The logo and seal of the U.S. Department of the Treasury adorn a wall in an office building.
The logo and seal of the U.S. Department of the Treasury adorn a wall in an office building.

South Korea has been removed from the U.S. currency manipulator watchlist for the first time. This move comes with recognition of the transparency in South Korea’s foreign exchange policies and marks a significant step towards stability in the value of the South Korean won, providing some relief for the nation’s foreign exchange authorities.

On Nov. 7 (local time), the U.S. Department of the Treasury released the 2023 second-half currency report, which removed South Korea and Switzerland from the list of countries under scrutiny for currency practices, and added six new countries, including China, Germany, and Vietnam. When compared to the first half of the year, South Korea and Switzerland have been removed, and Vietnam is a new addition to the list. This marks the first time South Korea has been removed from the watchlist since the enactment of the Trade Facilitation and Trade Enforcement Act in February 2016.

Since making the Trade Facilitation and Trade Enforcement Act in 2015, the United States has applied pressure on countries with trade practices that involve making significant profits with the U.S. or intervening in currency stability beyond a certain threshold. The macroeconomic and exchange rate policies of the top 20 trading partners are assessed semi-annually, and if they meet certain criteria, those countries are designated as either watchlist countries or subject to in-depth analysis.

Countries are assessed using three criteria: maintaining a trade surplus with the United States of US$15 billion or more, achieving a current account surplus equal to or greater than 3 percent of its Gross Domestic Product (GDP), and engaging in a net purchase of the U.S. dollar during currency defense efforts by the foreign exchange authorities that is equal to or greater than 2 percent of its GDP for at least 8 months out of the last 12. If a country meets two of these criteria, it is designated as a watchlist country, and if it fulfills all three, it becomes subject to in-depth analysis.

South Korea has been on the watchlist for 13 consecutive times over the past 7 years by meeting two out of the three criteria.

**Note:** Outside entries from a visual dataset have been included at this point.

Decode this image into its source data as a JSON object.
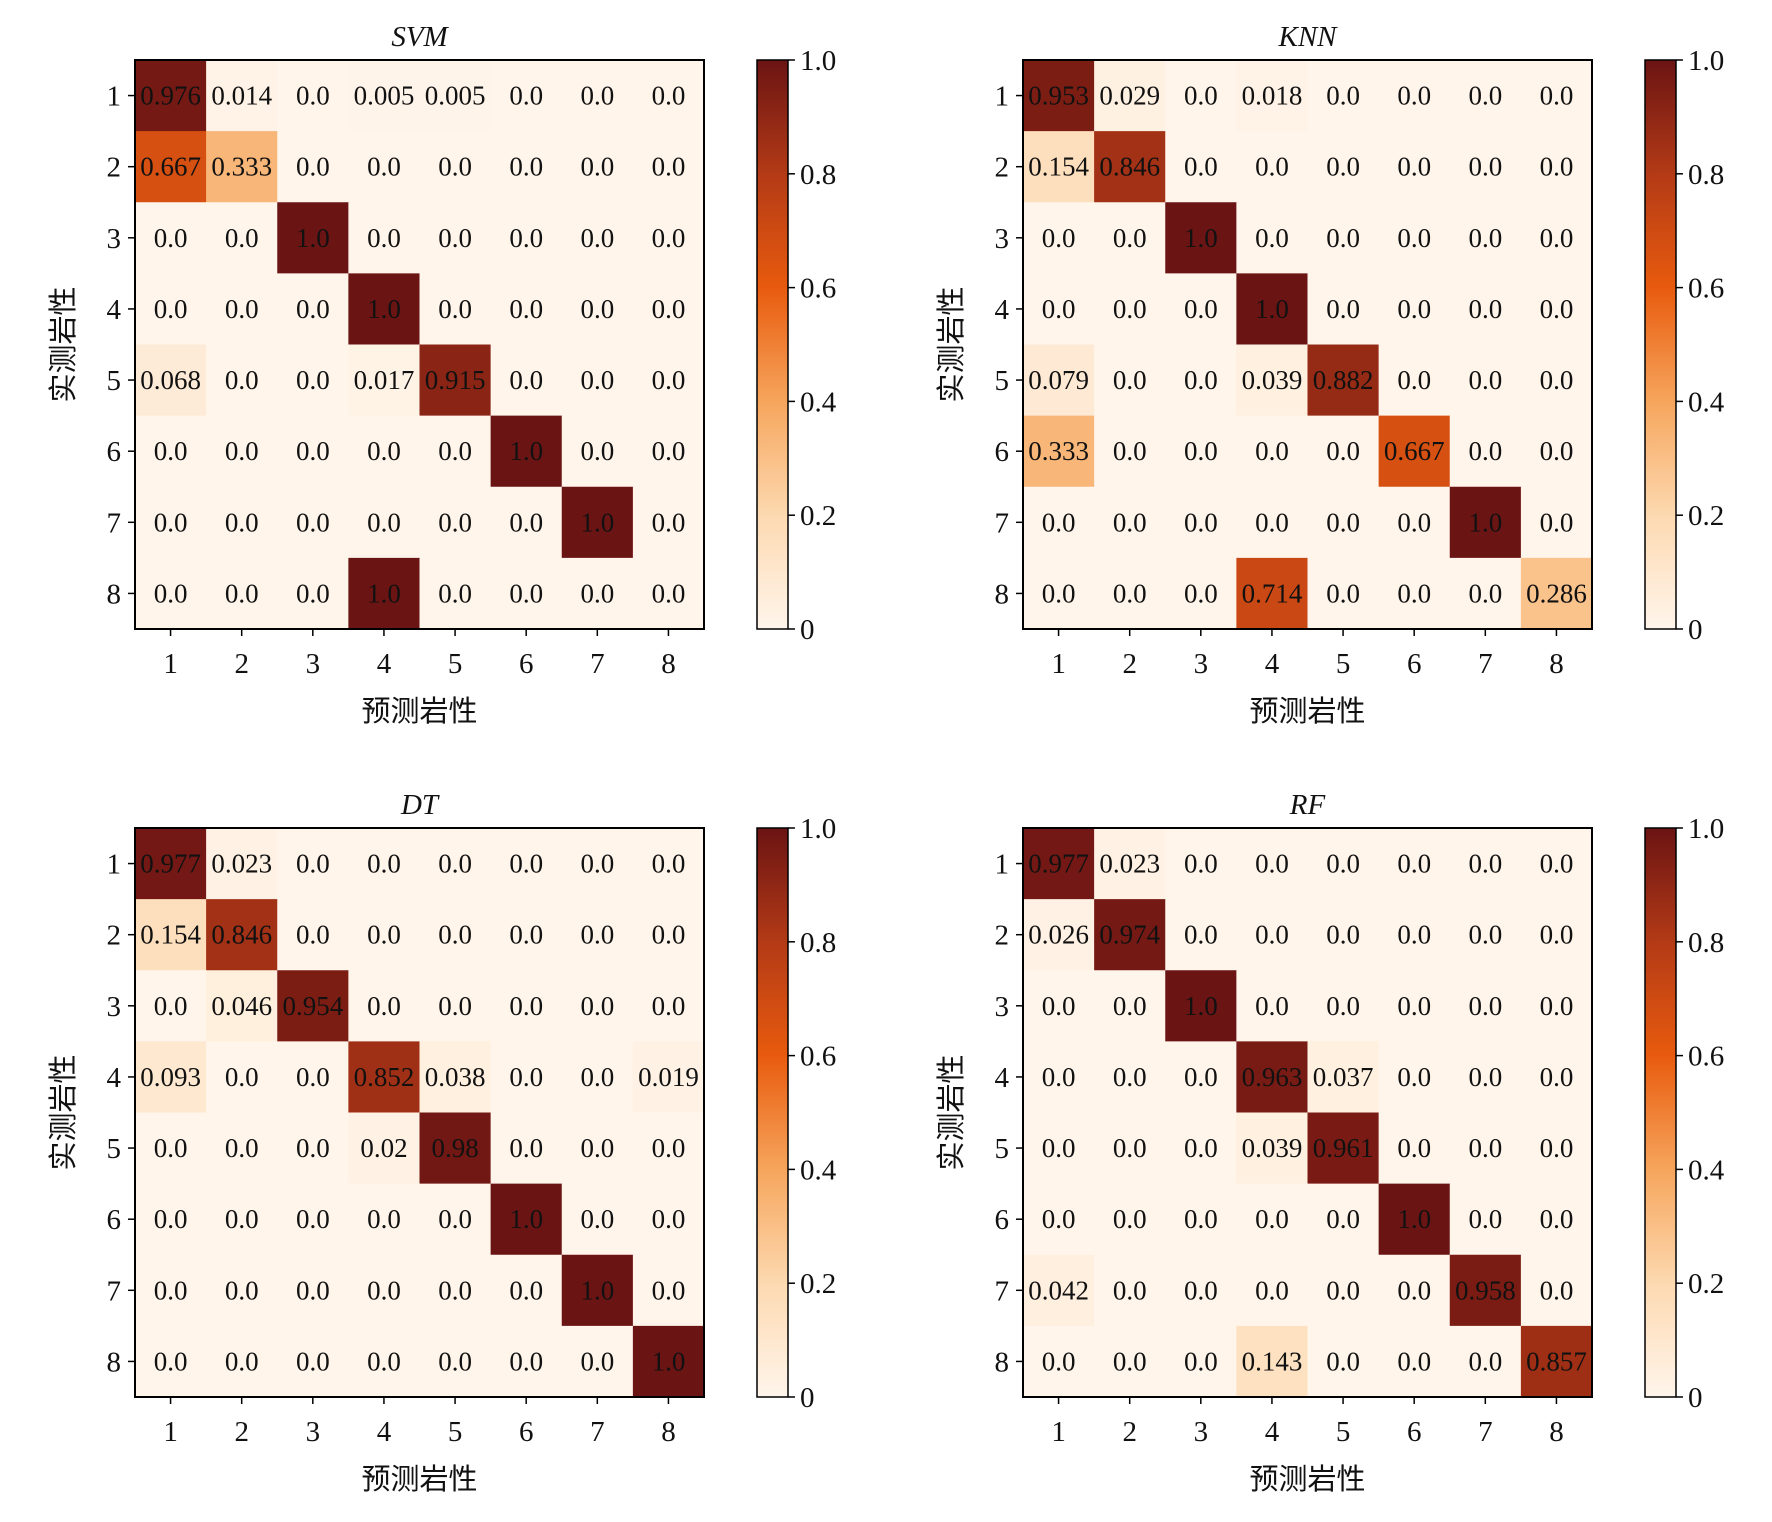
{
  "chart_data": [
    {
      "type": "heatmap",
      "title": "SVM",
      "xlabel": "预测岩性",
      "ylabel": "实测岩性",
      "categories": [
        "1",
        "2",
        "3",
        "4",
        "5",
        "6",
        "7",
        "8"
      ],
      "values": [
        [
          0.976,
          0.014,
          0.0,
          0.005,
          0.005,
          0.0,
          0.0,
          0.0
        ],
        [
          0.667,
          0.333,
          0.0,
          0.0,
          0.0,
          0.0,
          0.0,
          0.0
        ],
        [
          0.0,
          0.0,
          1.0,
          0.0,
          0.0,
          0.0,
          0.0,
          0.0
        ],
        [
          0.0,
          0.0,
          0.0,
          1.0,
          0.0,
          0.0,
          0.0,
          0.0
        ],
        [
          0.068,
          0.0,
          0.0,
          0.017,
          0.915,
          0.0,
          0.0,
          0.0
        ],
        [
          0.0,
          0.0,
          0.0,
          0.0,
          0.0,
          1.0,
          0.0,
          0.0
        ],
        [
          0.0,
          0.0,
          0.0,
          0.0,
          0.0,
          0.0,
          1.0,
          0.0
        ],
        [
          0.0,
          0.0,
          0.0,
          1.0,
          0.0,
          0.0,
          0.0,
          0.0
        ]
      ],
      "colorbar_ticks": [
        "0",
        "0.2",
        "0.4",
        "0.6",
        "0.8",
        "1.0"
      ],
      "vlim": [
        0,
        1
      ]
    },
    {
      "type": "heatmap",
      "title": "KNN",
      "xlabel": "预测岩性",
      "ylabel": "实测岩性",
      "categories": [
        "1",
        "2",
        "3",
        "4",
        "5",
        "6",
        "7",
        "8"
      ],
      "values": [
        [
          0.953,
          0.029,
          0.0,
          0.018,
          0.0,
          0.0,
          0.0,
          0.0
        ],
        [
          0.154,
          0.846,
          0.0,
          0.0,
          0.0,
          0.0,
          0.0,
          0.0
        ],
        [
          0.0,
          0.0,
          1.0,
          0.0,
          0.0,
          0.0,
          0.0,
          0.0
        ],
        [
          0.0,
          0.0,
          0.0,
          1.0,
          0.0,
          0.0,
          0.0,
          0.0
        ],
        [
          0.079,
          0.0,
          0.0,
          0.039,
          0.882,
          0.0,
          0.0,
          0.0
        ],
        [
          0.333,
          0.0,
          0.0,
          0.0,
          0.0,
          0.667,
          0.0,
          0.0
        ],
        [
          0.0,
          0.0,
          0.0,
          0.0,
          0.0,
          0.0,
          1.0,
          0.0
        ],
        [
          0.0,
          0.0,
          0.0,
          0.714,
          0.0,
          0.0,
          0.0,
          0.286
        ]
      ],
      "colorbar_ticks": [
        "0",
        "0.2",
        "0.4",
        "0.6",
        "0.8",
        "1.0"
      ],
      "vlim": [
        0,
        1
      ]
    },
    {
      "type": "heatmap",
      "title": "DT",
      "xlabel": "预测岩性",
      "ylabel": "实测岩性",
      "categories": [
        "1",
        "2",
        "3",
        "4",
        "5",
        "6",
        "7",
        "8"
      ],
      "values": [
        [
          0.977,
          0.023,
          0.0,
          0.0,
          0.0,
          0.0,
          0.0,
          0.0
        ],
        [
          0.154,
          0.846,
          0.0,
          0.0,
          0.0,
          0.0,
          0.0,
          0.0
        ],
        [
          0.0,
          0.046,
          0.954,
          0.0,
          0.0,
          0.0,
          0.0,
          0.0
        ],
        [
          0.093,
          0.0,
          0.0,
          0.852,
          0.038,
          0.0,
          0.0,
          0.019
        ],
        [
          0.0,
          0.0,
          0.0,
          0.02,
          0.98,
          0.0,
          0.0,
          0.0
        ],
        [
          0.0,
          0.0,
          0.0,
          0.0,
          0.0,
          1.0,
          0.0,
          0.0
        ],
        [
          0.0,
          0.0,
          0.0,
          0.0,
          0.0,
          0.0,
          1.0,
          0.0
        ],
        [
          0.0,
          0.0,
          0.0,
          0.0,
          0.0,
          0.0,
          0.0,
          1.0
        ]
      ],
      "colorbar_ticks": [
        "0",
        "0.2",
        "0.4",
        "0.6",
        "0.8",
        "1.0"
      ],
      "vlim": [
        0,
        1
      ]
    },
    {
      "type": "heatmap",
      "title": "RF",
      "xlabel": "预测岩性",
      "ylabel": "实测岩性",
      "categories": [
        "1",
        "2",
        "3",
        "4",
        "5",
        "6",
        "7",
        "8"
      ],
      "values": [
        [
          0.977,
          0.023,
          0.0,
          0.0,
          0.0,
          0.0,
          0.0,
          0.0
        ],
        [
          0.026,
          0.974,
          0.0,
          0.0,
          0.0,
          0.0,
          0.0,
          0.0
        ],
        [
          0.0,
          0.0,
          1.0,
          0.0,
          0.0,
          0.0,
          0.0,
          0.0
        ],
        [
          0.0,
          0.0,
          0.0,
          0.963,
          0.037,
          0.0,
          0.0,
          0.0
        ],
        [
          0.0,
          0.0,
          0.0,
          0.039,
          0.961,
          0.0,
          0.0,
          0.0
        ],
        [
          0.0,
          0.0,
          0.0,
          0.0,
          0.0,
          1.0,
          0.0,
          0.0
        ],
        [
          0.042,
          0.0,
          0.0,
          0.0,
          0.0,
          0.0,
          0.958,
          0.0
        ],
        [
          0.0,
          0.0,
          0.0,
          0.143,
          0.0,
          0.0,
          0.0,
          0.857
        ]
      ],
      "colorbar_ticks": [
        "0",
        "0.2",
        "0.4",
        "0.6",
        "0.8",
        "1.0"
      ],
      "vlim": [
        0,
        1
      ]
    }
  ],
  "colormap": {
    "name": "Oranges-to-darkred",
    "stops": [
      "#fff5eb",
      "#fdd9b0",
      "#f6a55c",
      "#e85b0e",
      "#b33a16",
      "#6b1414"
    ]
  }
}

However, due to worsening trade conditions since the second half of last year, the current account surplus has registered at 0.5 percent of GDP for two consecutive terms, leading to South Korea’s removal from the list for the first time. With the rapid depreciation of the Korean won against the strong U.S. dollar, the foreign exchange authorities found fewer reasons to purchase dollars, leading to a lower assessment of their involvement in the foreign exchange market. This also contributed to South Korea’s removal from the watchlist.

In response to the depreciation of the Korean won this year, the foreign exchange actively sold dollars to defend the exchange rate. According to the Bank of Korea, approximately US$2.1 billion was spent to prevent the decline of the Korean won in the first quarter of this year. However, the amount substantially increased to US$5.97 billion in the second quarter, reflecting a more significant intervention.

On that day, the Ministry of Economy and Finance and the Bank of Korea introduced improvement measures to establish market order in preparation for the opening of the foreign exchange market. The foreign exchange authorities have decided to extend the trading hours of the foreign exchange market from 3:30 p.m. to 2 a.m. the following day starting from July next year. During the extended hours, domestic banks will also be allowed to engage in offshore non-deliverable forward electronic transactions.